El niño se movió otra vez y la joven le besó en la frente. Entonces se oyó la puerta y supo que su progenitor había llegado al fin. Tras volver a ponerse la toca, cogió el candil y bajo la escalera. Cuando llegó al piso de abajo se topó con una escena desconcertante. Su padre había atrancado la puerta principal con los pestillos de hierro y corría de un lado a otro cerrando todas las ventanas, con los postigos incluidos. Le faltaba el sombrero y tenía el jubón rasgado en algunos lados.
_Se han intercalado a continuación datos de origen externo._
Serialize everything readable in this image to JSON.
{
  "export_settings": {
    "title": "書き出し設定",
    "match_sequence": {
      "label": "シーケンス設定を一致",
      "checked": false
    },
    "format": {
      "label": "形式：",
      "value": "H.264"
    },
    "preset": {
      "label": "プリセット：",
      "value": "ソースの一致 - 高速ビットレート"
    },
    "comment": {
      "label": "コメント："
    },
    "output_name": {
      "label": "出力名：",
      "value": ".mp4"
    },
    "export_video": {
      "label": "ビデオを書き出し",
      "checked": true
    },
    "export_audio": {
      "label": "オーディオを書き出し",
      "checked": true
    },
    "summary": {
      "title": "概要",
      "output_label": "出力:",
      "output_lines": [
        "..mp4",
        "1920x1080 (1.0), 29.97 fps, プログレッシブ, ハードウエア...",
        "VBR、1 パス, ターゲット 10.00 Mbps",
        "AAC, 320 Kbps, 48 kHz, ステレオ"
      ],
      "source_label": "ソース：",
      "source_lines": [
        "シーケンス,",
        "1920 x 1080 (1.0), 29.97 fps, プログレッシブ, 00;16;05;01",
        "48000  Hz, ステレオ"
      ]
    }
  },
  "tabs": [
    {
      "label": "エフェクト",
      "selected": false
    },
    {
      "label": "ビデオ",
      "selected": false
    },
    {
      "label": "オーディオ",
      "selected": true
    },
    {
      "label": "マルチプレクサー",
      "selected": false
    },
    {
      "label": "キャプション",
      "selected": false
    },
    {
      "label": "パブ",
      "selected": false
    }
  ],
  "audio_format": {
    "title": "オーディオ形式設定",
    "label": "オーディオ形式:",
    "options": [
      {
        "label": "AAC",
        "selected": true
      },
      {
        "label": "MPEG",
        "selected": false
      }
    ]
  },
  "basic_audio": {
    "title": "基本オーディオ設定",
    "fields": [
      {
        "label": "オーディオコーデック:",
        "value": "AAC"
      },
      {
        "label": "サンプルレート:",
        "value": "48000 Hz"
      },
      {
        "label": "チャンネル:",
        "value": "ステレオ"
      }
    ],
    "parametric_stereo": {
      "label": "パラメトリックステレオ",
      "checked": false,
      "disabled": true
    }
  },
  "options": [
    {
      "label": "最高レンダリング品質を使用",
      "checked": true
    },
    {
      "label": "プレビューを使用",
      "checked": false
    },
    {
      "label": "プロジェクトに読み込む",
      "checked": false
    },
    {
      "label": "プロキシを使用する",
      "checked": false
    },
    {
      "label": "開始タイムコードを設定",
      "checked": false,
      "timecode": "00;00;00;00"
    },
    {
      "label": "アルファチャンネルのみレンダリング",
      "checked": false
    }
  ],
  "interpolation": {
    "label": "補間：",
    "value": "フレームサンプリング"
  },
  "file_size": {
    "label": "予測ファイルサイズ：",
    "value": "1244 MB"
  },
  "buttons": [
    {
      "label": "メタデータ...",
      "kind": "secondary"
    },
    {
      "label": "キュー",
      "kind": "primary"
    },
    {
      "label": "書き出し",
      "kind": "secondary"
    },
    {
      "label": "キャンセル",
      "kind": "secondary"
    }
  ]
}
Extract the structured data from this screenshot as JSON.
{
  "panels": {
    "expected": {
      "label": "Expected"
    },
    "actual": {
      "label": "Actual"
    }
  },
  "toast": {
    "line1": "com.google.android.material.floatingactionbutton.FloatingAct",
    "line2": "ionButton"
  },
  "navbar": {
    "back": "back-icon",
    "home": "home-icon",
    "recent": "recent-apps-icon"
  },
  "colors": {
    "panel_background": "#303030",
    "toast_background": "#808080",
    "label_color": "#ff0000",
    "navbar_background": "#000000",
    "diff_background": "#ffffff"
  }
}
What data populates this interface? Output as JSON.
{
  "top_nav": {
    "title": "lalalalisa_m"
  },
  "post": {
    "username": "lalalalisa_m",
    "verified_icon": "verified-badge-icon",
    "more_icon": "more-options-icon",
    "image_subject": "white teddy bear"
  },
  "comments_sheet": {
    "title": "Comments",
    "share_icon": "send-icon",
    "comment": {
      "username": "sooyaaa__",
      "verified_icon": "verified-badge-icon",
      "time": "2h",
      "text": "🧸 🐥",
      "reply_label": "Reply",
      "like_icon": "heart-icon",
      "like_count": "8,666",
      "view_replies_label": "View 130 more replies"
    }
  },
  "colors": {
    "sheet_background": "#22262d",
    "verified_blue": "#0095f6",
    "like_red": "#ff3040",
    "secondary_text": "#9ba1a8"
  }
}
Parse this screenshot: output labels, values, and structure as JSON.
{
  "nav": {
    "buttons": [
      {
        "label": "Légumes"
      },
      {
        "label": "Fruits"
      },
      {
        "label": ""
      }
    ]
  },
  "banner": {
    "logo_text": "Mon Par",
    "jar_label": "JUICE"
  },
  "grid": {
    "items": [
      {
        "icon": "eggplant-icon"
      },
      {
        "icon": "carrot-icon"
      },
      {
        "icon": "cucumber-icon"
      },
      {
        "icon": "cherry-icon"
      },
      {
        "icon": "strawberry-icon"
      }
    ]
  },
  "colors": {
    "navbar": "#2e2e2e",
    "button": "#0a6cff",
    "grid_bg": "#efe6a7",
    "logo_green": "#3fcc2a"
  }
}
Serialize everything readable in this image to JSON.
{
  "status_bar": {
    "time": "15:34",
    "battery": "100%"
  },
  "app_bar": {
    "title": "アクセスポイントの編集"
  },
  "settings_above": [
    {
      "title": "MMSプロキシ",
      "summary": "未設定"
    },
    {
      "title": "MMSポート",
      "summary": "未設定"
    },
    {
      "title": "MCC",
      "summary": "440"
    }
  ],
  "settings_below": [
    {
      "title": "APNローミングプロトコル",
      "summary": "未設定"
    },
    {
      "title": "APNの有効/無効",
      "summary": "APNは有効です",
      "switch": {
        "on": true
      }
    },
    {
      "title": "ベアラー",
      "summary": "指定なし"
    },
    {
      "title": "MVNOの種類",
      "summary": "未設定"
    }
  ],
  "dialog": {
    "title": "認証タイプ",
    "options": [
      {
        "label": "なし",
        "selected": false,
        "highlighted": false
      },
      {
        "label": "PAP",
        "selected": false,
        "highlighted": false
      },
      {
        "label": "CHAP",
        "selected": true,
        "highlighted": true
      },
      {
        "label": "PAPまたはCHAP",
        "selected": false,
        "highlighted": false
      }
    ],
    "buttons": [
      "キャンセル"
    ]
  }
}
—¿Qué sucede? —preguntó extrañada.
Al oírla el hombre se volvió para mirarla. La expresión de su rostro resultaba aterradora, cenicienta. Sus ojos resplandecían con el brillo del miedo absoluto, dándole un aire de loco perturbado.
—¡Shirley aprisa! ¡Ves a por tu hermano y atranca las ventanas de arriba! ¡Ahora!
La muchacha percibió la urgencia y obedeció. Mientras subía las escaleras intentando no pisarse la falda del vestido, comenzaron a golpear la casa desde el exterior. Primero la puerta, luego alguna de las paredes. El susto fue tan mayúsculo que tuvo que detenerse, conteniendo el aliento. Entonces el techo crujió. Varias tejas se desprendieron y cayeron al suelo, estallando. Ella miró arriba y tragó saliva antes de emprender la marcha otra vez.
Cuando llegó a la estancia, ésta se hallaba en la más absoluta oscuridad. Y la cama donde había dejado al pequeño, vacía.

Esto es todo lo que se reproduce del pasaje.